Toyota details new powertrains, increased investment in hybrids
Toyota has outlined its powertrain strategy for the next five years, promising to ramp up investment in hybrids.
The company has streamlined powertrain development for its Toyota New Global Architecture (TNGA) platform. After making its debut in the 2015 Prius, the architecture will rapidly expand to more models starting next year.
A new 2.5-liter powerplant will inaugurate a new line of ‘Dynamic Force’ engines built specifically for the modular TNGA platform. The four-cylinder mill will boast one of the world’s best thermal efficiencies of 40 percent in standard form or 41 percent in hybrid applications.
The efficient engines will be mated to two new ‘Direct Shift’ automatic transmissions, one with eight gears and another with 10 ratios. Engineers developed new processes for low-friction engagement of gear surfaces, while clutch torque loss has been reduced by 50 percent during rotation.
Aside from their improved efficiencies and wider gear ratios, the new transmissions are said to be lighter and more compact than existing units. Center of gravity has been lowered, while a new torque converter promises quicker and smoother gear changes.
Engineers have developed a new Toyota Hybrid System II (THS-II) for high-performance rear-wheel-drive vehicles. Specific models were not mentioned, though the powertrain appears to be a good fit for the Lexus GS Hybrid.
The company’s plug-in hybrid system has also been improved, implementing a dual-mode drive system that allows a single electric motor to serve as a generator or drive the wheels. A larger lithium-ion battery promises to extend EV-mode driving to 37 miles or more.

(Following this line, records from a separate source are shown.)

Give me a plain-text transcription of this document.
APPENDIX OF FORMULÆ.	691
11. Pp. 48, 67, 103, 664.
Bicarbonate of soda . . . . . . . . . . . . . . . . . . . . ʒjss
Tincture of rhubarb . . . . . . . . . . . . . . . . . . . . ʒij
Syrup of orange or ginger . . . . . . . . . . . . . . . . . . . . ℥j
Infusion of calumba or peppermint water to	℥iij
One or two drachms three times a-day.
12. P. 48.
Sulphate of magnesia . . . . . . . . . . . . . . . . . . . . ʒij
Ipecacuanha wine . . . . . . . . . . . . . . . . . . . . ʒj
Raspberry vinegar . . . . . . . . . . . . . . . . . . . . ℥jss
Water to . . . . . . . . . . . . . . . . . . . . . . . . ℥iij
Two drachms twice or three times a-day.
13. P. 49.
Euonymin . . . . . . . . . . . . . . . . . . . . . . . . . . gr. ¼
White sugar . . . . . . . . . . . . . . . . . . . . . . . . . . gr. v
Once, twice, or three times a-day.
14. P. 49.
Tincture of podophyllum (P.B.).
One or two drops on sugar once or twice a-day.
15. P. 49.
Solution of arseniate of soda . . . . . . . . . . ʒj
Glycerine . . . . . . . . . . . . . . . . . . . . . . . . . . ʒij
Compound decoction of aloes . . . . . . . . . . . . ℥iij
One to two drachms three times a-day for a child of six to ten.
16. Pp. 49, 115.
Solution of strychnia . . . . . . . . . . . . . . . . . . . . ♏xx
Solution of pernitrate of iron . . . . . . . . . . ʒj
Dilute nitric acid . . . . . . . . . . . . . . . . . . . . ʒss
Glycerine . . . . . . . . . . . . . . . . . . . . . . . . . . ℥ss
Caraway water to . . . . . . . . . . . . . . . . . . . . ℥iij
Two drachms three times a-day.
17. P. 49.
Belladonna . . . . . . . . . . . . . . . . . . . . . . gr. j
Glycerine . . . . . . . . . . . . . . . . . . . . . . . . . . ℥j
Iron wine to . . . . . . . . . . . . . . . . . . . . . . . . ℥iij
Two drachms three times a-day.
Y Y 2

Toyota plans to launch 17 versions of nine new engines by 2021, along with 10 versions of four transmissions and 10 variants of six hybrid systems.
“In this way, through TNGA-based modular development, Toyota will roll out numerous types of new powertrain units within a short timeframe, successively introducing them in various vehicle models, starting with the launch of a new-model vehicle in 2017,” the company notes.
The efforts will require a 30 percent increase in development spending for hybrid technology, coinciding with a restructuring of the engineering team and a hiring spree. The company hopes to achieve a 90 percent reduction in CO2 emissions from 2010 to 2050.